This is the most challenging part of the course to teach effectively. Some students have been taught, since primary school, how to present material well graphically. Some students have not. For later years, we decided to reduce dramatically the amount of material in this part of the course, with pointers to appropriate resources for those who have not learnt this material.
Videos of the lectures
You can view the 2012 versions of the lectures:
Good and bad graphs (24 minutes)
Figures, Tables, Maths, Algorithms (25 minutes)
Two live examples of creating basic graphs (15 minutes)
Two live examples of using graphs to explore data (10 minutes)
Resources
- Lecture 3 ("Good & Bad Graphs") of Ross Ihaka's course on Information Visualisation is a good introduction to some of things to watch for when graphing.
- Edward Tufte has produced excellent and beautiful books on visualising information: The Visual Display of Quantitative Information, Envisioning Information, Visual Explanations, and Beautiful Evidence.
- Steve Simon has some nice Guidelines for Good Graphics (290kB PDF), which includes references to the academic papers that justify each of his rules (see below).
- Neil Dodgson has produced a case study (104kB PDF) of the figures, tables, and graphs in his 2011 SPIE paper (3MB PDF), written with 2009-10 MPhil student Melinos Averkiou.
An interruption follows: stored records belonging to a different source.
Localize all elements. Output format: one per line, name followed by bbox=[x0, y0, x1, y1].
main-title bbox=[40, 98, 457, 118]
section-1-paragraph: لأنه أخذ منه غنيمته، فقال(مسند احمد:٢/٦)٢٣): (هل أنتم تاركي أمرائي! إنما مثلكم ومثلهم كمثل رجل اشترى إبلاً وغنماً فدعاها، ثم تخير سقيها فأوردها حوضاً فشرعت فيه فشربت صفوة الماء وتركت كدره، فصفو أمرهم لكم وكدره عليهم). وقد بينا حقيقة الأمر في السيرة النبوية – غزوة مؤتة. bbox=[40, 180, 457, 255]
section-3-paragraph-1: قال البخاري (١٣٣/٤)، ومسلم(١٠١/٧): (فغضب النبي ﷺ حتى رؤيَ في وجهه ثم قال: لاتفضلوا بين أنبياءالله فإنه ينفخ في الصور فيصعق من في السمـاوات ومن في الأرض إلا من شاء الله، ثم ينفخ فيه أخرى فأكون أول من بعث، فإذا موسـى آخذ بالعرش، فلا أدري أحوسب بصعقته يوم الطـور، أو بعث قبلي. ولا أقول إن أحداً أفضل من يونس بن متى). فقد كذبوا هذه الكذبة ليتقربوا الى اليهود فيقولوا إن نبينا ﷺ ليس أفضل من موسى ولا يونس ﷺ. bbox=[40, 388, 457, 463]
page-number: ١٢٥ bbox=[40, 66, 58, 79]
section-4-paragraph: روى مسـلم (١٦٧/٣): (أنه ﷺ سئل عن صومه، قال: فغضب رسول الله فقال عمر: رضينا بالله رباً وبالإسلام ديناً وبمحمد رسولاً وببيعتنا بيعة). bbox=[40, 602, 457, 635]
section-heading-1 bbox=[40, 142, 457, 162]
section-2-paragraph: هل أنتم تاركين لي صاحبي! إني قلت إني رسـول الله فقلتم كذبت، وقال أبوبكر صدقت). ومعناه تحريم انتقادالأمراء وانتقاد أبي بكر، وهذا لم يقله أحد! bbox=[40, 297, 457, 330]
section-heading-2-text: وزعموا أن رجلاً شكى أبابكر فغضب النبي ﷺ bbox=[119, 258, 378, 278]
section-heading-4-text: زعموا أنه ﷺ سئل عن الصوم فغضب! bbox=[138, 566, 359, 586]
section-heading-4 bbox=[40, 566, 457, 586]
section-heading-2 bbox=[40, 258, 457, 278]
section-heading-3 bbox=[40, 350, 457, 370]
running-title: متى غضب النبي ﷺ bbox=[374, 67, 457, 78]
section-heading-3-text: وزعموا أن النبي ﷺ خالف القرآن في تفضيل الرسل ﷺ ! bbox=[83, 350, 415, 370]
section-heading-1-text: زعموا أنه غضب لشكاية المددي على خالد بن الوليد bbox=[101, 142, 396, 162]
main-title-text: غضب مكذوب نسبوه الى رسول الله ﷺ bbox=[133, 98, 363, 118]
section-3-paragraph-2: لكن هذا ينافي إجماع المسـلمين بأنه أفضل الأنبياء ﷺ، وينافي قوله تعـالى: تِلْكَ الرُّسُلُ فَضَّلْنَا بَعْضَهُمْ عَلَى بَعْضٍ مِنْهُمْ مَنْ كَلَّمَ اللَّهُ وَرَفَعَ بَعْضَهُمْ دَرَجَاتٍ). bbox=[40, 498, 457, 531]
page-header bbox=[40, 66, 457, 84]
- Neil Dodgson has made a simple example of how to improve the readability of a table of results.
Notes
Good & Bad Graphs: Concepts
Based on Ross Ihaka's lecture (see above).
- The basics Choose the correct type of graph for the data. Label the graph. Label the axes.
- Data content Small amounts of data do not require graphs. The human brain can easily grasp one, two or three values.
- Data relevance You cannot produce a good graph from bad data: graphs are only as good as the data they display.
- Complexity Graphs should be no more complex than the data they display. Avoid "chart junk": irrelevant decoration, unnecessary colour, 3D effects. Use the ink to display the data, not junk.
- Distortion Graphs should not give a distorted picture of the values they portray.
- Story Decide what "story" you want the graph to tell. The same data can tell many stories, what is important for communicating your ideas?
Six Principles for Good Graphics
Based on Steve Simon's notes (see above).
- The Minimum Ink Principle Avoid gimmicks like pseudo 3-D effects or fancy crosshatching. Use the minimum amount of ink to get your point across.
- The Small Table Principle A small table is better than a large graph. If your graph contains 20 data points or less, consider a table of numbers instead.
- The Error of Error Bars Principle Error bars are confusing and ambiguous. Plot all the data if possible, or use a box plot.
- The Size and Shape Principle. Carefully consider the size and shape of your graph. Rectangular graphs are sometimes better than square graphs. Bigger is not always better.
- The Reproduction and Reduction Principle Colours, shades of gray, and small symbols may get lost when a journal prints your graph, when a student photocopies your graph, or when a colleague prints your graph on a poor printer. Make sure your graphs can withstand reproduction and reduction.
- The Fault of Default Principle Graphing is an iterative process. Do nt rely on the default options provided by your graphics package. Try everything. Re-draw your graphs as often as you rewrite your text.